In July 2023, an academic center transitioned to a weekly 4-hour AHD with protected time for residents and faculty facilitators. Residents completed pre-reading/listening of a Continuum article/audio. Instructional methods included mini-lecture, case-based discussions, and hands-on activities or games to promote knowledge acquisition and application.

Design/Methods:

A survey assessing overall didactic quality, educational value, instructor quality, and perceived engagement along a 5-point Likert scale was developed. This instrument was delivered in 2023 (pre-AHD transition) and again in 2025. Attendance records from academic year 2022-2023 and 2024-2025 were compared. Departmental cost was calculated by the average cost of lunches over one academic year. Pre-/post-survey response data was compared using Mann Whitney U. Bonferroni correction for multiple comparisons yielded significance for p-value <0.0125 at α=0.05. Percentage of didactic attendance was compared using student t-test. Descriptive statistics were used to compare RITE scores pre/post transition. 

Results:

Thirteen residents completed the pre-AHD assessment; 8 completed the post-AHD assessment.

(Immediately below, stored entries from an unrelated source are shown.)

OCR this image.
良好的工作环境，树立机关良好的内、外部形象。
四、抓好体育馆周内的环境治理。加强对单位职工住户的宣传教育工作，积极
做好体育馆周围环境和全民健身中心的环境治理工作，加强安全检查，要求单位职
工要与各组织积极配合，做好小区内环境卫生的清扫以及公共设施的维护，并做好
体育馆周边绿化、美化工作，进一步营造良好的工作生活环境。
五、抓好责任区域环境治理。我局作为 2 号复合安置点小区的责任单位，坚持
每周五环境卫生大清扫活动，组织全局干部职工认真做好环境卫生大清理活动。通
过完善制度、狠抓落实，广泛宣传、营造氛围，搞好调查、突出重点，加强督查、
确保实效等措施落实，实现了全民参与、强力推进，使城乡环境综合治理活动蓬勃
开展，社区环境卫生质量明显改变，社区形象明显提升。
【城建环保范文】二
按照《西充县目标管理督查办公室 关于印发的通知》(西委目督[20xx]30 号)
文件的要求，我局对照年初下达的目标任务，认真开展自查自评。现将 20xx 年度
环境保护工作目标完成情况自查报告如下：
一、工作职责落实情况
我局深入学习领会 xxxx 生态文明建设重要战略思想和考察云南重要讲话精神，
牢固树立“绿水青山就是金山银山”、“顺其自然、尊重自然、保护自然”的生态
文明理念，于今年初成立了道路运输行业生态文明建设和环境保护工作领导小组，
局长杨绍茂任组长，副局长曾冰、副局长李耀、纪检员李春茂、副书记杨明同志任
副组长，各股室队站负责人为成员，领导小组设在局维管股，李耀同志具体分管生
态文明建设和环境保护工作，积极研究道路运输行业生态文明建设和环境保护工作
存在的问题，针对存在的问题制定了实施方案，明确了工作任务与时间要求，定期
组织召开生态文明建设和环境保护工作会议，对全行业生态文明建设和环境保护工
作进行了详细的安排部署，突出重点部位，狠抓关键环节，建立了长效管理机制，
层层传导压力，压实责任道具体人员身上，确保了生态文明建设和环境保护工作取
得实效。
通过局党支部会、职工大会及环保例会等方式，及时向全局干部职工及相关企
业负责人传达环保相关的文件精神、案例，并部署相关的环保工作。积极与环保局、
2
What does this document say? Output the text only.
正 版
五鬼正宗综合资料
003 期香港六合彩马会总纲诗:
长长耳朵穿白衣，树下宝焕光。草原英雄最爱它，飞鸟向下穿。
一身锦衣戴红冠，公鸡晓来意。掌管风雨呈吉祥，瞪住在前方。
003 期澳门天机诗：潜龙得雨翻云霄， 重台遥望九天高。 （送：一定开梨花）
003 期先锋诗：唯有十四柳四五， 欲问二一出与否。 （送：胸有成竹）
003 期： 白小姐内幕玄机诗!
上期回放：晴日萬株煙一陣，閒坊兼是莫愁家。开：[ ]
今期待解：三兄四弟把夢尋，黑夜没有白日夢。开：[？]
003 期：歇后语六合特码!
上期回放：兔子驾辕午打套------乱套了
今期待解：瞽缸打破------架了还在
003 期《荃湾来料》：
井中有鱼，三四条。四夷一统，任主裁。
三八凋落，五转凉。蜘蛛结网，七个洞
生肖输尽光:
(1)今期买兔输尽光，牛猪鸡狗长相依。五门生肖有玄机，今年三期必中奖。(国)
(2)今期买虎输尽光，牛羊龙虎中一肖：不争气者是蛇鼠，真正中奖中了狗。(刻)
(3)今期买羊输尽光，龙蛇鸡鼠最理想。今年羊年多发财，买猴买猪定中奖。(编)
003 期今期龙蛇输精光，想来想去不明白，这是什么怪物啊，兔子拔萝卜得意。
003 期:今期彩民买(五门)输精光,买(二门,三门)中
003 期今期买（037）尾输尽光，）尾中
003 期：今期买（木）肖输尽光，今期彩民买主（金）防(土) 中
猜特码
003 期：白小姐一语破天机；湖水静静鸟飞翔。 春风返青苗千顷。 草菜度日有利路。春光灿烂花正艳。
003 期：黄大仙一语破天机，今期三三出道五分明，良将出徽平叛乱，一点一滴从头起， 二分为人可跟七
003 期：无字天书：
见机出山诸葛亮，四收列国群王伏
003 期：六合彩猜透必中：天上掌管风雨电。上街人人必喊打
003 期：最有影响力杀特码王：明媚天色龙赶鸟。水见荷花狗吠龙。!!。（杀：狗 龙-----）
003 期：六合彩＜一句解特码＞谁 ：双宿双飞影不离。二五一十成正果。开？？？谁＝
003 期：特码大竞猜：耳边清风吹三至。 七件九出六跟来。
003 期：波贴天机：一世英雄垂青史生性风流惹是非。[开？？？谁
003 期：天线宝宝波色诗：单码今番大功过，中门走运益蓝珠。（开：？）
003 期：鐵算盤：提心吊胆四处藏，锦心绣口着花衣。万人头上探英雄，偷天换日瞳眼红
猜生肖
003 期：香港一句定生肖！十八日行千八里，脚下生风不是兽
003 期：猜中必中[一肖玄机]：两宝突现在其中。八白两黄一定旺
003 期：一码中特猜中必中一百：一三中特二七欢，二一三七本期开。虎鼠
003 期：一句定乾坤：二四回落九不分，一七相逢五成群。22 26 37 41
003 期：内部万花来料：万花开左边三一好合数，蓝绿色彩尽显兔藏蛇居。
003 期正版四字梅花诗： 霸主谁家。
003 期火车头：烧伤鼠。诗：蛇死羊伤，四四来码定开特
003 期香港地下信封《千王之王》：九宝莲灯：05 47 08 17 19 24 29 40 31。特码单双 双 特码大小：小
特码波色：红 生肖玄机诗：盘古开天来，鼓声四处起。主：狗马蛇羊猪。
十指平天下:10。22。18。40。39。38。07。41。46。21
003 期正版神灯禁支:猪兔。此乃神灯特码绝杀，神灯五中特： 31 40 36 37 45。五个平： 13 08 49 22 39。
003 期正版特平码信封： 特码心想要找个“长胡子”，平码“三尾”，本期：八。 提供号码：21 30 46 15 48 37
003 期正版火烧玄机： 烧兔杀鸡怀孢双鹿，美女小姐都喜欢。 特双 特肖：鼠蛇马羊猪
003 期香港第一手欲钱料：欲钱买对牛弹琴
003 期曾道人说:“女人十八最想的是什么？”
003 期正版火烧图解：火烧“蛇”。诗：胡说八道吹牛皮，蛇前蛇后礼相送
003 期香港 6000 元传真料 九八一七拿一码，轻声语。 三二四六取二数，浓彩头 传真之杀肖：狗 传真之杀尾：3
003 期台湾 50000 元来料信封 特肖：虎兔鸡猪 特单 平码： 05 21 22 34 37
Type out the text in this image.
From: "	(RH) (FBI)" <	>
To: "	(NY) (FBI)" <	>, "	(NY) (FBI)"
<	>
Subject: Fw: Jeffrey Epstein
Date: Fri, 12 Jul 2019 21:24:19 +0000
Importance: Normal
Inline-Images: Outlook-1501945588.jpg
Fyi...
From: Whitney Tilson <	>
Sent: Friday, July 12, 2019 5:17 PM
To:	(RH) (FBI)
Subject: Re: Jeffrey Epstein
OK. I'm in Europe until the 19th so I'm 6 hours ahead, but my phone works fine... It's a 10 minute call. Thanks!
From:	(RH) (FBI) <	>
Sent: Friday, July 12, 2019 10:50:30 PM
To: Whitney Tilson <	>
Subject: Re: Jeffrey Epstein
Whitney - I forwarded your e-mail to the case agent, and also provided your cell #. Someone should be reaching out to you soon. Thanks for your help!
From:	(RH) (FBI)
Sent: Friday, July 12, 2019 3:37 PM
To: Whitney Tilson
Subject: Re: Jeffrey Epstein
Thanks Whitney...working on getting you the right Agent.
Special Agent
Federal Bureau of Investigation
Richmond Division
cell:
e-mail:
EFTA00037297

Median [IQR] pre-/post- ratings improved for “Learned and understood subject material:” 4 [3-4] vs 4.5 [4-5] (p=0.053), “Instructor was dynamic/energetic:” 3 [2-4] vs 4.5 [4-5] (p=0.016), “Students were encouraged to participate:” 4 [3-4] vs 5 [4-5] (p=0.025), “Overall quality compared to other courses at HFHS:” 4 [3-5] vs 5 [4.75-5] (p=0.104), which did not reach statistical significance. Mean attendance [SD] for NC: 71% [7.6%] vs AHD: 78% [10.2%] (p=0.016). 2022-2024 mean RITE scores were not statistically different. Average annual cost to the department was ~$7,500 for food plus the cost of faculty facilitators' protected time (4 hours/weekly).  

Conclusions:

The transition from NC to AHD was associated with non-significantly increased resident ratings, significantly better attendance, and unchanged RITE exam scores.

10.1212/WNL.0000000000217622
Disclaimer: Abstracts were not reviewed by Neurology® and do not reflect the views of Neurology® editors or staff.